If the underlying offence ought never to have been an offence in the first place—which is not merely what I feel but what has already been decided by Parliament when it enacted the Cannabis Act a year ago—then it stands to reason that the retention of any long-term penalty, such as a criminal record for the formerly unlawful activity, must be wrong for exactly the same reasons. That is true whether it is a charter-protected right that we are talking about or whether it is merely the practical impact on some groups that have been discriminated against in the application of the law. It is true even when that is not the issue, but simply the case that a law was fundamentally wrong.
To be clear, the retention of criminal records for persons who used marijuana when it was a criminal offence represents an ongoing injustice that ought to be remedied.
Quite frankly, a provision expunging the records of persons found guilty of possessing less than 30 grams of cannabis ought to have been included in the Cannabis Act. Why it was not, particularly given the heartfelt civil libertarian sentiment that must have been the motivation for the Prime Minister to share the story about his father and brother, remains a mystery to me.
I note that in other jurisdictions that have legalized the non-therapeutic use of cannabis, such as California and Vermont, provisions expunging the records of those convicted under the repealed statutes are a part of the repeal legislation itself. It is now too late for Canada to make a perfect copy of this enlightened example, but it is not too late for us to correct the oversight. Bill C-415 is an effective and well-designed instrument for achieving an end to this lingering injustice.
About 500,000 Canadians, which is somewhere between 1% and 2% of our adult population, have criminal records for the possession of small amounts of cannabis for personal consumption. The bill would expunge their records.
An expungement is not quite the same thing as a pardon or record suspension. It differs in a number of ways. For one thing, a pardon must be formally requested. Any person can apply for a pardon, but only after waiting for a period of not less than five years, and only upon the payment of a fee of just over $600. Expungement would be immediate and costless.
I am aware that the government recently proposed a measure of its own in an apparent effort to supersede Bill C-415. The government bill, Bill C-93, has a title that tells the entire story of what the government is proposing: an act to provide no-cost, expedited record suspension for simple possession of cannabis. In short, Bill C-93 would remove the five-year waiting period and would eliminate the $600 fee.
As far as it goes, I think this is good, and if the bill comes up for a second reading vote, I will vote for it in principle. However, Bill C-93 does not go far enough, because a record suspension is not an expungement.

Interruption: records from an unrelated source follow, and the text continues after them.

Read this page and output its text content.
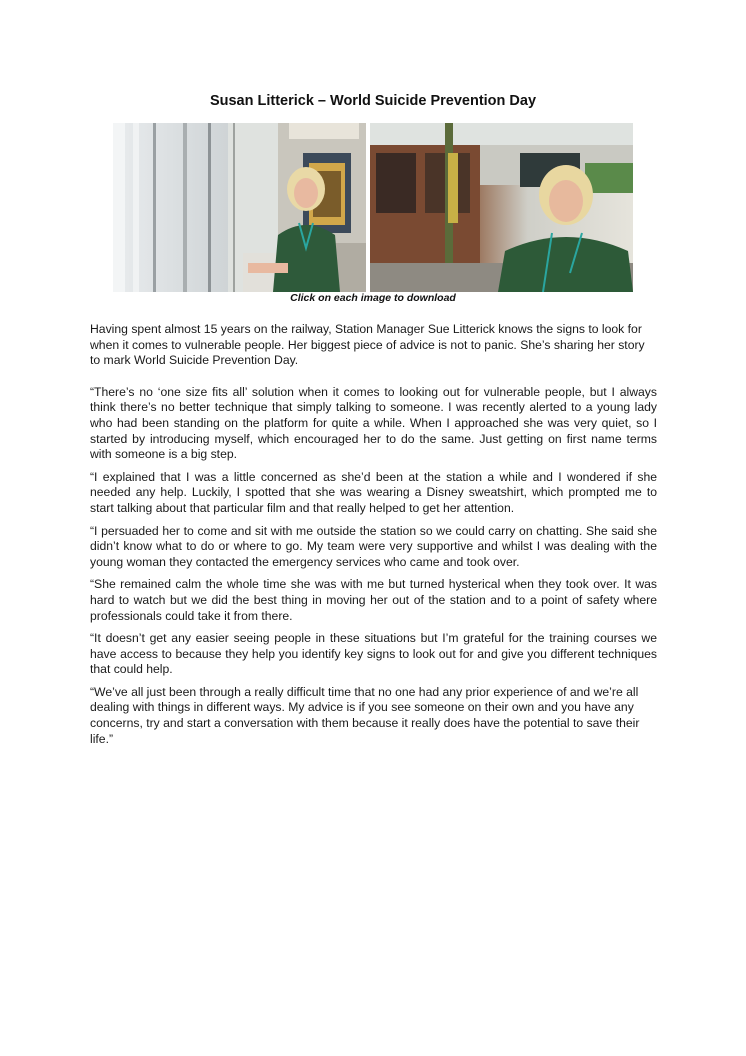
Susan Litterick – World Suicide Prevention Day
Click on each image to download

Having spent almost 15 years on the railway, Station Manager Sue Litterick knows the signs to look for when it comes to vulnerable people. Her biggest piece of advice is not to panic. She’s sharing her story to mark World Suicide Prevention Day.

“There’s no ‘one size fits all’ solution when it comes to looking out for vulnerable people, but I always think there’s no better technique that simply talking to someone. I was recently alerted to a young lady who had been standing on the platform for quite a while. When I approached she was very quiet, so I started by introducing myself, which encouraged her to do the same. Just getting on first name terms with someone is a big step.

“I explained that I was a little concerned as she’d been at the station a while and I wondered if she needed any help. Luckily, I spotted that she was wearing a Disney sweatshirt, which prompted me to start talking about that particular film and that really helped to get her attention.

“I persuaded her to come and sit with me outside the station so we could carry on chatting. She said she didn’t know what to do or where to go. My team were very supportive and whilst I was dealing with the young woman they contacted the emergency services who came and took over.

“She remained calm the whole time she was with me but turned hysterical when they took over. It was hard to watch but we did the best thing in moving her out of the station and to a point of safety where professionals could take it from there.

“It doesn’t get any easier seeing people in these situations but I’m grateful for the training courses we have access to because they help you identify key signs to look out for and give you different techniques that could help.

“We’ve all just been through a really difficult time that no one had any prior experience of and we’re all dealing with things in different ways. My advice is if you see someone on their own and you have any concerns, try and start a conversation with them because it really does have the potential to save their life.”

Let me show members how they differ.
As everyone knows, American border control officials reserve the right to ask Canadians who are crossing the border if they have a criminal record for using marijuana. Canadians are regularly turned back at the border if the answer is yes. Everybody should know that if people answer this question untruthfully and lie to an official of the immigration service while on American soil, as people are when at a land crossing, as opposed to the Toronto or Vancouver airport, they can be arrested on the spot.
If records are expunged, but not if pardons are issued, it would be possible for people to answer truthfully, whether travelling by land or air, that they do not have a criminal record for this former offence. This is a meaningful distinction.
I hold no remit for marijuana itself. I never used it unlawfully when it was banned and I have never used it since. I care only about sensible, generous laws and about doing all that we can as lawmakers to make Canada a place where nobody is punished for actions that hurt no one else, and where no person faces long-term penalties for actions that we now think should never have been unlawful in the first place.
I congratulate the sponsor of the bill and I plan to vote in favour of his excellent proposal.